A new droplet parameterization for ICON-AES physics

Running climate simulations with ICON (Sapphire configuration) using the 1-moment microphysical scheme so far relied on very simplistic assumptions about cloud droplet number concentrations (CDNC) profiles, which do not evolve in time and space. This has direct implications for cloud radiative effects and precipitation rates. Recent developments in km-scale modeling within the WarmWorld project, however, have introduced important advances in this area.

In this presentation, I introduce a new droplet parameterization developed for ICON-AES physics. It makes use of cloud condensation nuclei (CCN) derived from Copernicus Atmosphere Monitoring Service reanalysis (CAMSRA; Block et al., ESSD, 2024). This approach provides observationally constrained input for computing CDNC fields without the need to couple ICON to a full aerosol model.
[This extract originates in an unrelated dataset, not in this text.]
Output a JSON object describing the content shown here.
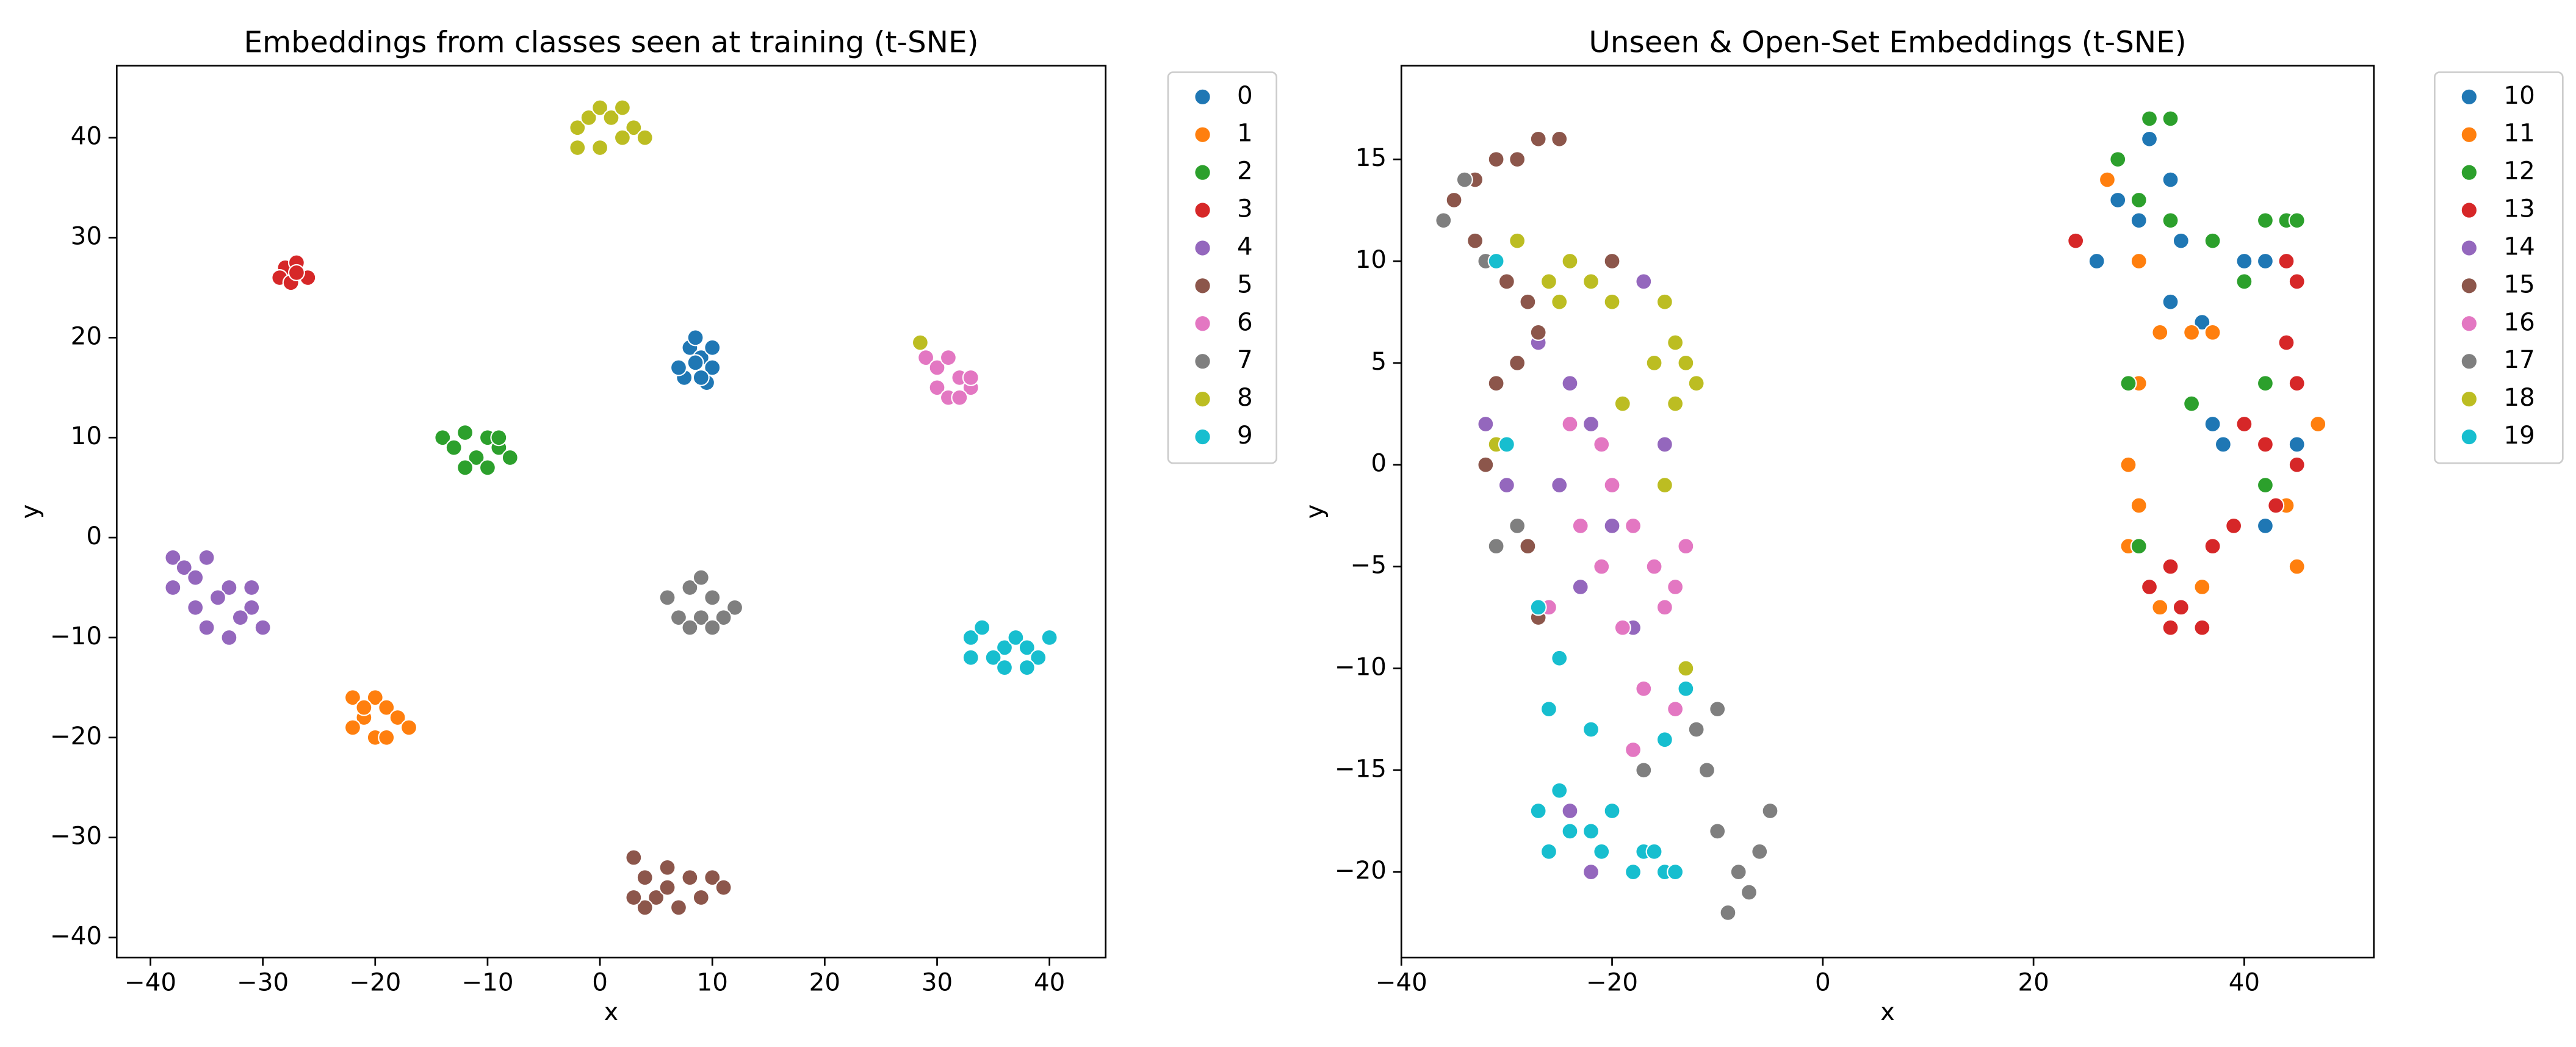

This new module is currently implemented for the 1-moment scheme, in which cloud water mass is predicted while CDNC are prescribed as time-dependent boundary conditions. CDNC are computed using a diagnostic, fitted droplet parameterization that depends on CCN and vertical velocity, adapted from Kuba and Fujiyoshi (ACP, 2006). This scheme is therefore computationally efficient and well suited for non-hydrostatic models. To fully exploit this parameterization, a CCN-supersaturation spectrum is constructed using an adaptation of Twomey’s power law when reading CCN of reduced complexity into ICON. This ensures computational efficiency and helps to correct biases recently identified in CCN evaluations.

I will discuss the scientific features of this scheme, its computational feasability, and present preliminary results.